| June
21, 2006
Embassy Work is a Death Sentence
Leaked Cable Paints
Grim Picture of Iraq
By PATRICK
COCKBURN
A
leaked cable from the US embassy in Baghdad signed by the ambassador
paints a grim picture of Iraq as a country disintegrating in which
the real rulers are the militias, and the central government counts
for nothing.
The
cable, signed by the US ambassador Zalmay Khalilzad and sent to
the State Department in Washington on 6 June, is wholly at odds
with the optimistic account of developments given by President George
Bush and Tony Blair in their recent visits to Iraq.
Iraqis
employed by the US embassy live in fear that other Iraqis will find
out who they are working for. "We have begun shredding documents
printed out that show local staff surnames," the cable says.

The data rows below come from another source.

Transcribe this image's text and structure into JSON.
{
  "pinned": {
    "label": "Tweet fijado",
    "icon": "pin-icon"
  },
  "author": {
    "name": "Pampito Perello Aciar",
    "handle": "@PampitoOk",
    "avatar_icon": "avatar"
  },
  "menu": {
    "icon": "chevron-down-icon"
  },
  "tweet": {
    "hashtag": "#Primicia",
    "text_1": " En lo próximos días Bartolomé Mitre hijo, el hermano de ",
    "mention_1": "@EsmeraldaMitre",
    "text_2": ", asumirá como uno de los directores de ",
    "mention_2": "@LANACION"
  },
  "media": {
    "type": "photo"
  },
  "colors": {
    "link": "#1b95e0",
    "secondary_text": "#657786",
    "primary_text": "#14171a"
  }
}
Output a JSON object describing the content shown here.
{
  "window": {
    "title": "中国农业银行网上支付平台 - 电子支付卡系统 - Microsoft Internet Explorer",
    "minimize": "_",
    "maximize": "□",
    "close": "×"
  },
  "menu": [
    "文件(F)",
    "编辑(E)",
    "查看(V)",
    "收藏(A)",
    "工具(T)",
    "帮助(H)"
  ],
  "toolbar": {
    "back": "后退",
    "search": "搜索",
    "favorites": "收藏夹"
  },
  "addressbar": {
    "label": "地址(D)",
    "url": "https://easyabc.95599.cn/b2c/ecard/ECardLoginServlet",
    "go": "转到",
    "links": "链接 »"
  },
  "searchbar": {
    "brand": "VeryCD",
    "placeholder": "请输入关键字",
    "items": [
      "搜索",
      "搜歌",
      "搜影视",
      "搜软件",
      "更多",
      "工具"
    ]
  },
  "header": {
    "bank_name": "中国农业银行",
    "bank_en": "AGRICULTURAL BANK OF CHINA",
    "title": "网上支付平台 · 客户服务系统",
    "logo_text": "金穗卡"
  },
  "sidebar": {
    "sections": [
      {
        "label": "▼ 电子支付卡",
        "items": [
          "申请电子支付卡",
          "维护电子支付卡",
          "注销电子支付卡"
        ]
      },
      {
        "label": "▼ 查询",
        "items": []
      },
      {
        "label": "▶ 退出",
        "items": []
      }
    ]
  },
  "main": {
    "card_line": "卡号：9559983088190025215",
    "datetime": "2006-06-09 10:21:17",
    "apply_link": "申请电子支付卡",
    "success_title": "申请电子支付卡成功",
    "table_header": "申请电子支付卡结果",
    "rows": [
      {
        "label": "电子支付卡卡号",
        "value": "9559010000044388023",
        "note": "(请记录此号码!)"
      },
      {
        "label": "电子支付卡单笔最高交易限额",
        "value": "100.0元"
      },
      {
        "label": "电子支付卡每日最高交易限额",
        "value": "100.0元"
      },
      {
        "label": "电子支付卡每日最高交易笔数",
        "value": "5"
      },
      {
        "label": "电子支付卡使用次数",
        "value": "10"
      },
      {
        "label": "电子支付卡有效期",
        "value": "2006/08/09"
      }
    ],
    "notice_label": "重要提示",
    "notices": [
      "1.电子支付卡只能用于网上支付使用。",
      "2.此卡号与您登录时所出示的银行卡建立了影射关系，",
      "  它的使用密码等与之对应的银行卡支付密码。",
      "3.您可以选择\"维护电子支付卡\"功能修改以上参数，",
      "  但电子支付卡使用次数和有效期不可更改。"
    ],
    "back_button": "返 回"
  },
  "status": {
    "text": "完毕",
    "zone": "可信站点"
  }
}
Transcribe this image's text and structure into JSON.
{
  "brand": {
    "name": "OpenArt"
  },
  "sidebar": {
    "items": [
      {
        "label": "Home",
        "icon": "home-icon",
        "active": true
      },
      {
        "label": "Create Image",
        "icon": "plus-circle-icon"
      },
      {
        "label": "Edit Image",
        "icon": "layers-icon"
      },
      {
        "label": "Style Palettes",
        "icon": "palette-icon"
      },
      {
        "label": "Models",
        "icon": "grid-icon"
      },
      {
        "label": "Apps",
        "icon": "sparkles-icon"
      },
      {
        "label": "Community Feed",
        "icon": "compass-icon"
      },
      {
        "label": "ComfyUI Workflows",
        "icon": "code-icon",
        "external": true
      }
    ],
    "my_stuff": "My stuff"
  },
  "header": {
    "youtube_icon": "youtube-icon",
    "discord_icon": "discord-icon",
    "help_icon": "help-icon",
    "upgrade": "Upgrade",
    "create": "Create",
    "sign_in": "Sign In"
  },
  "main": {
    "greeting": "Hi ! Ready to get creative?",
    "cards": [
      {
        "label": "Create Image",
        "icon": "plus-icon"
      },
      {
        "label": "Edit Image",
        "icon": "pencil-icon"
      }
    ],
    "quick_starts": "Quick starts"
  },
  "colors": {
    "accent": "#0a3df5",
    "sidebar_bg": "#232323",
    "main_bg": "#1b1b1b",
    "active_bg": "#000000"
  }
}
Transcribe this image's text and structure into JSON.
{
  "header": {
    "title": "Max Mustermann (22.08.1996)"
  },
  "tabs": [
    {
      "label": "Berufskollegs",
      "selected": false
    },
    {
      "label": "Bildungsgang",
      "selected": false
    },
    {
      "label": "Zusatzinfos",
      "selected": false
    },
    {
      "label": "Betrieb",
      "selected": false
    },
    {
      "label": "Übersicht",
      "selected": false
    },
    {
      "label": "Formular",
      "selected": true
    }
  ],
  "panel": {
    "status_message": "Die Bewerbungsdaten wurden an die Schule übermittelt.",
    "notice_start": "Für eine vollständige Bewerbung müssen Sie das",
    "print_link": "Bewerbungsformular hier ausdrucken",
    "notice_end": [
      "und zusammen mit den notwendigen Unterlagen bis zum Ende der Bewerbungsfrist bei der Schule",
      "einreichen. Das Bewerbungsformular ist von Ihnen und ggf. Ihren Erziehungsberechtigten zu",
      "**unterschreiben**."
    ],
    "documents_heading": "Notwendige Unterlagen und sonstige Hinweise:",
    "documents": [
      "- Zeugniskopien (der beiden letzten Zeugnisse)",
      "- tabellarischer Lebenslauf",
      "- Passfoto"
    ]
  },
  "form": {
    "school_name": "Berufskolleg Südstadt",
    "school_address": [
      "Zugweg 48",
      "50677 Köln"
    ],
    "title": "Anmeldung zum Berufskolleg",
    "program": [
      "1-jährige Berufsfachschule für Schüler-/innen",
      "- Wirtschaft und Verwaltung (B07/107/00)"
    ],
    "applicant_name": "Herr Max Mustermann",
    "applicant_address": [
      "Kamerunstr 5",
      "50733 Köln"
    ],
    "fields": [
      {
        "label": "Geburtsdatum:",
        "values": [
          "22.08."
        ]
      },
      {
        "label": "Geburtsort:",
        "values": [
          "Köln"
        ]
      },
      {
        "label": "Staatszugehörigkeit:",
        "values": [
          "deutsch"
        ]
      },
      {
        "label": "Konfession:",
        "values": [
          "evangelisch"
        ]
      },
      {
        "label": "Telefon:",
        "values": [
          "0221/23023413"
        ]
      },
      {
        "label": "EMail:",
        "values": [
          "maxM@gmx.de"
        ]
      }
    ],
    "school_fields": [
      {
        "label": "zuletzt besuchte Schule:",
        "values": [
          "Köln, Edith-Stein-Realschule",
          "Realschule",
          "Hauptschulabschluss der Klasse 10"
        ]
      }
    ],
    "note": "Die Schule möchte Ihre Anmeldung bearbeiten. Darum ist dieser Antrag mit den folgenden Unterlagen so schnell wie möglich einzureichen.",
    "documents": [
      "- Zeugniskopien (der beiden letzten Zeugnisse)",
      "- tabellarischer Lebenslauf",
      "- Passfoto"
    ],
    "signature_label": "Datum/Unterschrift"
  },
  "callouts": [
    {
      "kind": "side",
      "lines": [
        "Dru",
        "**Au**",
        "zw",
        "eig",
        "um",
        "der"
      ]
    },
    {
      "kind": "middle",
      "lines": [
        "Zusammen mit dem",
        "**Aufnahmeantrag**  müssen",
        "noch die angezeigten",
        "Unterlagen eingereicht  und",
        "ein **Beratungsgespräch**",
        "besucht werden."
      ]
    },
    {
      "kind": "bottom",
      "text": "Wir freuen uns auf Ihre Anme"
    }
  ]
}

"In March a few staff approached us to ask what provisions
would we make for them if we evacuate."
The
US and Britain have said they would withdraw their troops as the
security situation improved, though the embassy memo suggests that
it was, in fact, deteriorating. Britain said yesterday that it was
to pull out 170 soldiers from Muthana province in southern Iraq
when the Iraqi government took over security there next month.
There
are chilling details about why, even in the heavily fortified Green
Zone, Iraqis employed by the US embassy are frightened. "In
April, employees began reporting change in demeanour of guards at
the Green Zone checkpoints," the memo says. "They seemed
to be more militia-like. In some cases seemingly taunting."
The
vulnerability of the US position in Baghdad is so great that the
Iraqi military units guarding the perimeter of the Green Zone, the
heart of US power in Iraq, are now considered untrustworthy.
An
Iraqi employee asked if she could have credentials saying she was
a journalist. This was because the Iraqi soldiers would hold up
"her embassy badge and proclaim loudly to nearby passers-by
'Embassy' as she entered. Such information is a death sentence if
overheard by the wrong people."
The
memo, leaked to The Washington Post, gives a vivid and detailed
account of the limited authority of the US and the Iraqi government
in Baghdad. Entitled "Snapshots from the Office: Public Affairs
Staff Show Strains of Social Discord" it is one of the most
revealing documents ever made public, in this case involuntarily,
by US authorities in Iraq. Based on the experiences of the nine-member
Iraq staff of the public affairs press office in the US embassy,
the cable portrays a society in a state of collapse. [Its contents
should torpedo the claims by aides to Mr Bush and Mr Blair that
the media is exaggerating the state of insecurity and fear in which
Iraqis live.]
As
Islamic militancy increases, women find it increasingly dangerous
not to wear a veil in Sunni and Shia neighbourhoods. One was warned
not to drive a car. Others were told to cover their faces and to
stop using mobile phones. Threats against women who do not accept
this second class status have escalated in the last two months.
It has also become dangerous for men to wear shorts or jeans in
public or for children to play outside wearing shorts.
As
temperatures reach 46C (115F) "employees all confirm that by
the last week of May, they were getting one hour of power for every
six hours without." One area called Bab al Mu'atham in central
Baghdad has received no electric power for more than a month. But
a building where a new minister lived started to receive power 24-hours
a day as soon as he was appointed.
The
cable admits that the unpopularity of the American presence in Iraq
is the reason why Iraqis working for the US dare not reveal the
identity of their employer even to family. One Sunni Arab woman
who was sent for training in the US told her family she was in Jordan.
The
embassy reports increased sectarian tensions between Iraqi members
of its staff. A Shia woman said she could no longer watch the television
news with her Sunni mother because her mother blamed the Shia government
for everything that went wrong.
The
government of Nouri al-Maliki, greeted with such acclaim by the
US and Britain, has little impact on ordinary Iraqis because real
power lies with militias and local power brokers. It is they who
barricade the streets at night and ward off outsiders.